Changes to each individual program -- Numbers, Pages, and Keynote -- were also made to improve the functionality of those services. All of the programs have received features like the ability to create 2D or interactive charts and the ability to insert images up to 10 MB in size.
Up to 100 Collaborators
The biggest overall change to iWork for iCloud has come in the form of its upgraded collaboration features. Prior to Tuesday's update, it was only possible to collaborate with 50 people on a Numbers, Pages, or Keynote document. Now, that limitation has been adjusted to 100 people, which means that businesses can take full advantage of iWork for iCloud when necessary.
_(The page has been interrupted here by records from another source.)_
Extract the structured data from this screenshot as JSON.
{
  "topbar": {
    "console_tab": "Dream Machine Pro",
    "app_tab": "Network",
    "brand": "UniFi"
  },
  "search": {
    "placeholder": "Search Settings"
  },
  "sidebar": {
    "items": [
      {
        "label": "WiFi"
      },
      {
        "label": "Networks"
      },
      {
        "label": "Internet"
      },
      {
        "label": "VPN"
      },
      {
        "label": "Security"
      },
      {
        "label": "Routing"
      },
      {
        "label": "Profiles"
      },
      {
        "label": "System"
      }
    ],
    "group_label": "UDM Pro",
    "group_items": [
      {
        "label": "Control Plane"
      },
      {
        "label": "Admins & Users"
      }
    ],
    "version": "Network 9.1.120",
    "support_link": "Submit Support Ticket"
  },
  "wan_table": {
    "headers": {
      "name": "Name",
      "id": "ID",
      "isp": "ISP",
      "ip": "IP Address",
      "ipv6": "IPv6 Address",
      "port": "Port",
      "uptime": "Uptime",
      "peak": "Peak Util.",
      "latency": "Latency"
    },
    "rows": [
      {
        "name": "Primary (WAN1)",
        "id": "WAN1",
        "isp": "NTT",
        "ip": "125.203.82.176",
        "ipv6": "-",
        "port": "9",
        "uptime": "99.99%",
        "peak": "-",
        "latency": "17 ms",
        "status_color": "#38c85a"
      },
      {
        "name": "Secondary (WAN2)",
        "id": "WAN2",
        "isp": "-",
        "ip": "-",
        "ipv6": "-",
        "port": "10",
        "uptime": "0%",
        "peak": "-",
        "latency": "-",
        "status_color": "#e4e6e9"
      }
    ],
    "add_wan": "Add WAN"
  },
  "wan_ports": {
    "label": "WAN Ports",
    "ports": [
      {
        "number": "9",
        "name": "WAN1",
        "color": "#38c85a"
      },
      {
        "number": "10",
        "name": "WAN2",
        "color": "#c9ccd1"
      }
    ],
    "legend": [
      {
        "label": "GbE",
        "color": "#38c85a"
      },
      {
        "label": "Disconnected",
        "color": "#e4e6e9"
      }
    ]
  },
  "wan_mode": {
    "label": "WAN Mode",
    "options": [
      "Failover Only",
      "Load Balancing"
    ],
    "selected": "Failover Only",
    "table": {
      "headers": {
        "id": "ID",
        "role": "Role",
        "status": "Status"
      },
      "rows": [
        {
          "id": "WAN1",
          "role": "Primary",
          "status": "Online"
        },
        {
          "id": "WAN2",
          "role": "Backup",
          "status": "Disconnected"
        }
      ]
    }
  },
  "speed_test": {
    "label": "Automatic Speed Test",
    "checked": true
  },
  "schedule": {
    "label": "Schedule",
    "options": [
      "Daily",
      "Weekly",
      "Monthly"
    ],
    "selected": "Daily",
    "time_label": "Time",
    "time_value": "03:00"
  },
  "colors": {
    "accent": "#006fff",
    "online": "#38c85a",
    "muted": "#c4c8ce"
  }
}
Collaboration features are important for both small and large businesses since accessing a document in real-time and editing it makes creating presentations or other files far easier. No longer is it necessary to constantly e-mail revised versions of a file back and forth, so finding the right office suite is crucial. The impressive collaboration features in Google Docs have contributed to that service's popularity among businesses.
Like Google Docs
Google Docs has been in the free Web-based office suite industry far longer than has Apple. iWork for iCloud was first launched in 2013 and only a few major changes have been made to the service since it was released. Given Google's vast experience in the industry, it is not surprising that businesses and individuals gravitate towards Docs even if they are using Apple devices like Mac computers, iPhones and iPads.
Tuesday's iWork update may at least partly change the game in that those who are already relying on Apple products may now find it possible to switch to iWork from Google Docs. Businesses still have fewer collaboration options in iWork than in Docs, but the two services are now more comparable.
Individual upgrades for all of iWork's programs will also result in it becoming a better platform for anyone who is trying to get work done without spending money on a full-fledged office suite that is not cloud-based. Editing documents that are up to 1 GB in size rather than iWork's previous 200 MB limitation will make a difference, since large projects can be done in iWork without running out of space.
Authors will also find the upgrades useful since it is now possible to export files in Pages to ePub, a standard file type for e-books. This export option was not previously available, which made book creation needlessly difficult in iWork when compared with other software suites.